Nul n’a besoin d’être Béninois pour exprimer sa fierté. Qui plus, la confirmation d’un seul mandat dans le voisinage immédiat de l’incorrigible Togo où le cafouillage, la peur, la répression, le copinage, les illusions, les renoncements et les tergiversations sont la règle. Il n’y a aucun mal à être exigeants vis-à-vis de nos dirigeants. Surtout dans le cas particulier du Togo où le pouvoir est confisqué sans que son titulaire sache trop quoi en faire de potables et de constructifs?

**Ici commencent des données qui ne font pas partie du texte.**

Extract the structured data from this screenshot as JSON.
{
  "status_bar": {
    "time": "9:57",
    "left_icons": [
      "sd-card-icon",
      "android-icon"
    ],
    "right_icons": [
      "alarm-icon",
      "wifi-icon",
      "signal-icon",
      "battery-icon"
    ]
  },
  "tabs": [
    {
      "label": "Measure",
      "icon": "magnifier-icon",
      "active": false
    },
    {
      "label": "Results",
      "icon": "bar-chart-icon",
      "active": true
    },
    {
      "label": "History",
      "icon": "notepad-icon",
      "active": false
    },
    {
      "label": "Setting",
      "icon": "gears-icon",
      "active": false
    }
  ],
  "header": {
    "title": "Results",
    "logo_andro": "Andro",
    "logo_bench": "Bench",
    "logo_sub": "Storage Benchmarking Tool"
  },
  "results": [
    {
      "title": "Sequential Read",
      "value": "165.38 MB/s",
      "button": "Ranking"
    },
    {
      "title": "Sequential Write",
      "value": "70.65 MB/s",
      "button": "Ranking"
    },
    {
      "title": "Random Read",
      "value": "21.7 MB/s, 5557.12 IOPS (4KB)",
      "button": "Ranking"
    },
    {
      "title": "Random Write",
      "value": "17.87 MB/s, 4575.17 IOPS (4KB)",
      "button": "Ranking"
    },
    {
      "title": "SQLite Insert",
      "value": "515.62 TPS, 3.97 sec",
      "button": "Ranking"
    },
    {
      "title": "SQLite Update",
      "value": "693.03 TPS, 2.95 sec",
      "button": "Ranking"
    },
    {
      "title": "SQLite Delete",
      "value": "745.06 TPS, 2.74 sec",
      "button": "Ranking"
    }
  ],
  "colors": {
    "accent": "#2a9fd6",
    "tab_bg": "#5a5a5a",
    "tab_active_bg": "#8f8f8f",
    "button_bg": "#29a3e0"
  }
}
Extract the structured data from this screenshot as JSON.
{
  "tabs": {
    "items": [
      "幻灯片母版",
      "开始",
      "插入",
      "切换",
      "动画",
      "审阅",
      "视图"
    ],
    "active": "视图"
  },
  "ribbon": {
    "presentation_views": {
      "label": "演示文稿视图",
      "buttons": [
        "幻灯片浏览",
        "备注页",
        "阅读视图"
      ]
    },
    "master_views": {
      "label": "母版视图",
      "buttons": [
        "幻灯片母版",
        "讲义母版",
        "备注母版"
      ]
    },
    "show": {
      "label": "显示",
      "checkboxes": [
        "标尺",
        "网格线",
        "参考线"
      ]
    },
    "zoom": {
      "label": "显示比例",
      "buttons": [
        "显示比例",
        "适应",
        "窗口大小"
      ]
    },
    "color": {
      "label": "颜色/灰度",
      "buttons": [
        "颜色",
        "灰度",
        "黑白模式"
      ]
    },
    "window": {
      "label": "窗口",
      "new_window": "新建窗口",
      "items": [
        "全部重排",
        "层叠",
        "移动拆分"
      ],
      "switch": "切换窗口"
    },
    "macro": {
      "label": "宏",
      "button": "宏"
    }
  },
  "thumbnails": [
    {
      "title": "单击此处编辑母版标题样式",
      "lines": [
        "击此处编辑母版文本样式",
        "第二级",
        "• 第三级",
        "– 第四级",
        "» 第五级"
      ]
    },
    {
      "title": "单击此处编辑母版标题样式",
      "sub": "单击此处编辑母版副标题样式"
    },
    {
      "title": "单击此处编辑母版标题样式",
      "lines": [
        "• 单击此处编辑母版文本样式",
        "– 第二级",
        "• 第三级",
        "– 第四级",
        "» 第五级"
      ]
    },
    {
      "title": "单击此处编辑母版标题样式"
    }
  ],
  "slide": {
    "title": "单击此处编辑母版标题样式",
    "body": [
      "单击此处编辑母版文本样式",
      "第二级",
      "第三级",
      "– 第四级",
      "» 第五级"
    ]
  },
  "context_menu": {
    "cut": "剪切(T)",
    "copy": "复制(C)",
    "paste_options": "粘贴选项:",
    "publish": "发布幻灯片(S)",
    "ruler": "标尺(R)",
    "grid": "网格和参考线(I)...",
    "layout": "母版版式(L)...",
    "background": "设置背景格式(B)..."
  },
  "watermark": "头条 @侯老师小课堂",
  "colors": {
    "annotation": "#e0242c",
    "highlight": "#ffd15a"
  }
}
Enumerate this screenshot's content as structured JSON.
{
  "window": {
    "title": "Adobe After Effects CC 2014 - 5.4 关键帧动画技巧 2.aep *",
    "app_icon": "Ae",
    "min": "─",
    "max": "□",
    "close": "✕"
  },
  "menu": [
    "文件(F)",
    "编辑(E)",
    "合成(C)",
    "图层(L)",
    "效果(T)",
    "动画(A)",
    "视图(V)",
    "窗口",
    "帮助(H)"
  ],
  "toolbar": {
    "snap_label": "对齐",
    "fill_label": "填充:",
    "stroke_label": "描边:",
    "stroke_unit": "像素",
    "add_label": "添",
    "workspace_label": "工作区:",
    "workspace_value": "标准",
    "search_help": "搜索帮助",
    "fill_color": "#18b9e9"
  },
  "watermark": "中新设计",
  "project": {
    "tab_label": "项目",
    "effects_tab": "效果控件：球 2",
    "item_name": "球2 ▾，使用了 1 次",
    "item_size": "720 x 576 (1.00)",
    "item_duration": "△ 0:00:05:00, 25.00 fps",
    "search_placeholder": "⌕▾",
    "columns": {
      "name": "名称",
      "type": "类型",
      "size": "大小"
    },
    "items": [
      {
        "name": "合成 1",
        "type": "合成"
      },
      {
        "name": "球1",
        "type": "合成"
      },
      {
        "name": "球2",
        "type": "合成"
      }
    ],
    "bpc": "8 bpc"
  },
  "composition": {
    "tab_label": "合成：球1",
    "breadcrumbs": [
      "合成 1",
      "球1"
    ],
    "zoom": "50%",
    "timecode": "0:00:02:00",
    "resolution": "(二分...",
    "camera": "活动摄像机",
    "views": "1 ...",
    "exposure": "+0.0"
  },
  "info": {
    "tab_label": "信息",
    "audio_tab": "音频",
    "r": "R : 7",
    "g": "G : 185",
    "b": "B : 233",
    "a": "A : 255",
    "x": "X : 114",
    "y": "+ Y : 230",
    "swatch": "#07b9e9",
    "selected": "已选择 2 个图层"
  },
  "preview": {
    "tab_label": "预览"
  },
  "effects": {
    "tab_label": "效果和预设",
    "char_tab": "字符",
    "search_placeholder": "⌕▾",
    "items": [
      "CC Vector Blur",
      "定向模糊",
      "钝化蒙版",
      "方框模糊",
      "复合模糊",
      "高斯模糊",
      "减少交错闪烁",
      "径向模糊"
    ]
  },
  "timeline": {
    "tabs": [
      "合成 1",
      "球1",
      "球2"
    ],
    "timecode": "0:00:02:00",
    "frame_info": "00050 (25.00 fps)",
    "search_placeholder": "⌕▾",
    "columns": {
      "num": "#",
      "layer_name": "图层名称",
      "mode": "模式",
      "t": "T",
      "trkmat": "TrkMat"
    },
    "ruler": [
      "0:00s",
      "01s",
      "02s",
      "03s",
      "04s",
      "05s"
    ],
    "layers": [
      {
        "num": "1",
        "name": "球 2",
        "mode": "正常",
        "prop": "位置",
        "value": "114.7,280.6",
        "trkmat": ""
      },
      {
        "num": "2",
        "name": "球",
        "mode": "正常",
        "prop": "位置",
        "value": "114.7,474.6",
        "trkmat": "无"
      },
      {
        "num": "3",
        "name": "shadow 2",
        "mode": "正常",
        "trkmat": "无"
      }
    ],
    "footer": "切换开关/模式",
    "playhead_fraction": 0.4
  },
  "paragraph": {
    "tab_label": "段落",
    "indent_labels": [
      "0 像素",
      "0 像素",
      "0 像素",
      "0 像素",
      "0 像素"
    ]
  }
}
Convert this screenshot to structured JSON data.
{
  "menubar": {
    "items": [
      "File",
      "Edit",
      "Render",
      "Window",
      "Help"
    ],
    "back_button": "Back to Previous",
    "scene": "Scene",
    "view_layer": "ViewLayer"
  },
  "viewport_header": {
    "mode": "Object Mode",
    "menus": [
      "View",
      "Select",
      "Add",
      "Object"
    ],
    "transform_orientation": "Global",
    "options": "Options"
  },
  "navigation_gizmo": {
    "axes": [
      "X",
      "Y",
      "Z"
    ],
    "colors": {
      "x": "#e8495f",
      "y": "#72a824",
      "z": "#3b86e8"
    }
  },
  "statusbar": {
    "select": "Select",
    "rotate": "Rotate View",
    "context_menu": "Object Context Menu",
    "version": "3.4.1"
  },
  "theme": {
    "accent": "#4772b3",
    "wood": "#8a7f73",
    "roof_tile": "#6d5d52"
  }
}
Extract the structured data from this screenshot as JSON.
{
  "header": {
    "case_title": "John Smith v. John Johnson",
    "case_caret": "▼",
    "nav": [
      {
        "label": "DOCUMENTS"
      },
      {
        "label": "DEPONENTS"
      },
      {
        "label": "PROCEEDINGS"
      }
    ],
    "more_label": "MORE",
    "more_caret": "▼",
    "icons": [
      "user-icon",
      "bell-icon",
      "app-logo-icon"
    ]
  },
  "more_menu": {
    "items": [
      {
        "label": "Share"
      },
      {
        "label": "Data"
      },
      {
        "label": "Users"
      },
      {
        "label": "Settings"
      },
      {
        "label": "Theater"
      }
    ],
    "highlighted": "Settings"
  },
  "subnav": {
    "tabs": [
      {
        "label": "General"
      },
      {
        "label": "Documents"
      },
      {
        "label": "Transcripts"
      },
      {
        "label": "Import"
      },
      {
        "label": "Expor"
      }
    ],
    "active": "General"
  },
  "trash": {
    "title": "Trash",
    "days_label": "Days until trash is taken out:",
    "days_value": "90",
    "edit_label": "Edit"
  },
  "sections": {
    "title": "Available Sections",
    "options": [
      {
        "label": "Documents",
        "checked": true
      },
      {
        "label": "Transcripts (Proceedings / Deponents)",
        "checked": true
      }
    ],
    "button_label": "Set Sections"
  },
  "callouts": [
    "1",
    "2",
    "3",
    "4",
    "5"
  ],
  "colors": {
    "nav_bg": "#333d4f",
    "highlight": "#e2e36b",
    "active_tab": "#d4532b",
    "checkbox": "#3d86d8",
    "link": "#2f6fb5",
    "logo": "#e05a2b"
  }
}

Pour Patrice Talon, l’état politique du Bénin après les dix années cahoteuses de Boni Yayi –longtemps tenté par le changement de la Constitution, lui impose des reformes solides pour remettre la démocratie béninoise dans son siège exemplaire de leader. Faire un seul mandat et retourner à ses affaires participe de cette volonté de consolidation de la démocratie au Bénin. Patrice Talon ne s’y trompe nullement pas dans les premiers mots de son discours d’investiture.

Parce que la vérité politique est reine en ce Bénin qui se déploie sous nos yeux, ses résultats ne peuvent être que satisfaisants, ses acteurs revalorisés, ses critiques indulgentes, ses citoyens fiers contributeurs, ses reformes bienvenues, et l’éthique politique saluée. C’est ce que nous faisons! Un mandat, et chacun ramassera ses clics et ses claques pour aller voir ailleurs, retourner à ses moutons professionnels, ou encore donner une autre et respectable posture à ses ambitions politiques. Tout cela, tout cet exemple, juste à côté du Togo.